Eko diketahui sempat menempati sejumlah jabatan strategis. Di antaranya, Kepala Bidang Penindakan, Pengawasan, Pelayanan Bea dan Cukai Kantor Bea dan Cukai Jawa Timur I (Surabaya); Kepala Sub Direktorat Manajemen Resiko Direktorat Informasi Kepabeanan dan Cukai Ditjen Bea dan Cukai; dan Kepala Kantor Pengawasan dan Pelayanan Bea dan Cukai Tipe Madya Pabean B Yogyakarta.

Atas penerimaan berbagai gratifikasi tersebut, Eko tidak pernah melaporkan KPK pada kesempatan pertama setelah menerima gratifikasi dalam waktu 30 hari kerja. Atas dugaan itu, Eko dijerat oleh KPK dengan Pasal 12B Undang-Undang Republik Indonesia Nomor 31 Tahun 1999 tentang Pemberantasan Tindak Pidana Korupsi sebagaimana telah diubah dengan Undang-Undang Republik Indonesia Nomor 20 Tahun 2001 tentang Perubahan Atas Undang-Undang Nomor 31 Tahun 1999 tentang Pemberantasan Tindak Pidana Korupsi.

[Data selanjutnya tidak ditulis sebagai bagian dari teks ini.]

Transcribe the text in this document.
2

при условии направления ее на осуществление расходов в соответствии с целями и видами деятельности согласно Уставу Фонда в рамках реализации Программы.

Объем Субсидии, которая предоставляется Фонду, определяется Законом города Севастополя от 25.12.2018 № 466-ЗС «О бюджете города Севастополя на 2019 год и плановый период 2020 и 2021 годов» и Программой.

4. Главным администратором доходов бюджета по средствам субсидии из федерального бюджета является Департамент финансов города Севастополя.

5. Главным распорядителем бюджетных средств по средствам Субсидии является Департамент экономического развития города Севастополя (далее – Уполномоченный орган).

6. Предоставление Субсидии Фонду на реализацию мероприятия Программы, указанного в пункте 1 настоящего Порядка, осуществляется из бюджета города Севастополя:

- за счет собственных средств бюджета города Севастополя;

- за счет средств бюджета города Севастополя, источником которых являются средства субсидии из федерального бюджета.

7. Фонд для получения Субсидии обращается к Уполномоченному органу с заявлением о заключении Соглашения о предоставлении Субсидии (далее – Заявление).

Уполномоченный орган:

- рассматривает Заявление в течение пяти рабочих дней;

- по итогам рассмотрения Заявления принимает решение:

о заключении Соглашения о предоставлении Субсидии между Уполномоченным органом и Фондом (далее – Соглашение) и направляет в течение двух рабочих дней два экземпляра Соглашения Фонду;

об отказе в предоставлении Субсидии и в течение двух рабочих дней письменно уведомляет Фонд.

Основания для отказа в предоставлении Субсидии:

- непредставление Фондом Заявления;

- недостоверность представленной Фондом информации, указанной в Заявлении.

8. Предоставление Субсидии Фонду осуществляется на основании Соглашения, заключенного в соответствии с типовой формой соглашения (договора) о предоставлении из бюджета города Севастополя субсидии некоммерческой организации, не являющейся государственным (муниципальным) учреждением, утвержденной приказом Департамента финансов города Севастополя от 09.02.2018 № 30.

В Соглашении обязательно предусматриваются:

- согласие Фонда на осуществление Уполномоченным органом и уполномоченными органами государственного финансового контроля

Dalam pengusutan kasus ini, KPK telah meminta pihak Imigrasi untuk mencegah Eko Darmanto dan tiga orang lainnya agar tidak bepergian ke luar negeri selama enam bulan ke depan. Ketiga orang lainnya yang juga dicegah, yakni Ari Muniriyanti Darmanto selaku Komisaris PT Ardhani Karya Mandiri yang juga istri tersangka Eko Darmanto, Rika Yunartika selaku Komisaris PT Emerald Perdana Sakti, dan Ayu Andhini selaku Direktur PT Emerald Perdana Sakti.

Selain itu, KPK juga telah melakukan penggeledahan di kediaman Eko Darmanto dan beberapa pihak lainnya di Tangerang Selatan, Depok Jawa Barat, dan Jakarta Utara beberapa waktu lalu. Dari penggeledahan itu, KPK mengamankan beberapa kendaraan mewah, baik kendaraan roda dua maupun kendaraan roda empat, serta berbagai tas mewah, dan dokumen.